31.05.14

 

Mi primer teléfono móvil lo adquirí cuando me nombraron párroco de dos pueblos. Desde entonces hay algo que me angustia especialmente: que alguien me necesite y no me pueda localizar. Por eso en el teléfono fijo de la parroquia, si no podemos atenderlo y salta el contestador, se facilita mi número de móvil particular que jamás está apagado. Solo sin sonido durante misas y algunas reuniones.

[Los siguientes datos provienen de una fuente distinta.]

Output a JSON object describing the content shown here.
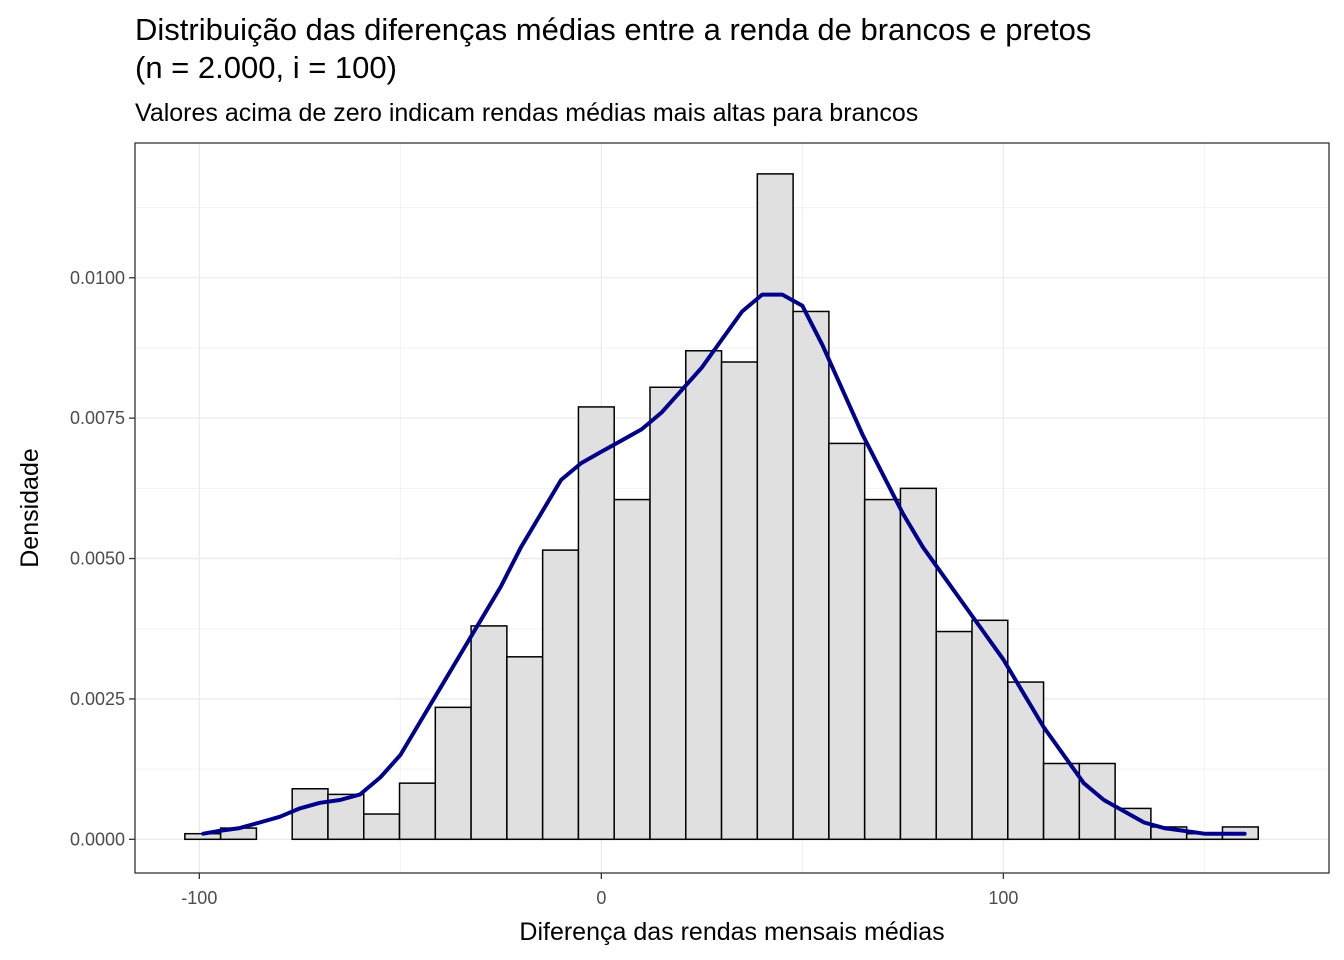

Una de las grandezas del sacerdote es la capacidad de estar de guardia las 24 horas, la disponibilidad total. Que los fieles sepan que siempre tendrán un sacerdote a su disposición sin importar fecha, hora o cualquier otra circunstancia. Una razón fundamental es la atención a enfermos o moribundos, pero no la única. Una familia en grave necesidad, un problema en el pueblo, la iglesia incendiada o destruida, sucesos imprevistos. Ahí se necesita al sacerdote. Y no podemos decir que somos pocos, mayores y necesitados de descanso. La mayor pobreza que podemos regalar al mundo es una vida que no nos pertenece.

Dicho esto, estoy consternado por las palabras del obispo de Lérida, Joan Piris, hace unos días: “los servicios permanentes de 24 horas en la Iglesia han terminado”, y que recoge Germinans germinabit. No es esto en absoluto un reproche ni al obispo ni a sus curas. Bastante duro tiene que ser para ellos haber llegado a esta situación. Los sacerdotes son los que son y llegan a lo que llegan. Es un llanto de impotencia ante una situación que desborda por todas partes.

Sin embargo yo he de decir que no me resignaría. Obispos y clero tendrán que ver cómo hacerlo, pero claudicar no, por favor. Antes que afirmar que se acabaron servicios de 24 horas, quizá fuera conveniente buscar formas. Desde mi nada de cura párroco de ciudad, me atrevo a sugerir cosas por si sirvieran.

El problema es de base y necesita una reflexión serena sobre las causas que nos han llevado a esto. Por eso quizá lo primero sea una revisión de la vida de los mismos sacerdotes y de la forma de ejercer el ministerio pastoral en estos últimos años y que tan escasos frutos parece que está dando. No digo que no se haya trabajado. Cuántas veces nos deslomamos y el fruto fue cero. Habrá que ver si es cero porque tiene que ser cero o porque no se hicieron las cosas bien.

No vendría mal una redistribución del clero. Siempre nos encontramos con bastante en las ciudades y poquísimo en los pueblos. No solo eso, mucho clero dedicado a asuntos administrativos y de curia que tal vez pudieran hacer otros. Pues si somos pocos, a lo fundamental: predicar y celebrar los sacramentos.

Junto con esto, seglares preparados y comprometidos en tantos campos: administrativo, caridad, mantenimiento de templos.

A los compañeros les pediría mucha generosidad. Qué se le va a hacer. Tal vez ahora, con la facilidad de los coches, guardias por días o semanas. Si en cada pueblo hay una persona voluntaria, que las suele haber, como vínculo de unión entre párroco y feligreses, ante cualquier emergencia es tan fácil como acudir a la persona y ella sabrá a quién avisar. En pocos minutos, un sacerdote.

Cualquier cosa antes que tener que escuchar eso de que se acabaron los servicios 24 horas. Eso no, que sería acabar con lo más grande que tenemos los curas: la capacidad de estar.

Y a los compañeros de esas diócesis desbordadas, a los que no saben cómo multiplicarse para llegar a todas partes, a los rotos por una vida de trabajo y que en su ancianidad ahí están al pie del cañón, deciros que sois unos héroes y que un día recibiréis la corona prometida a los que entregaron la vida por Cristo y los hermanos.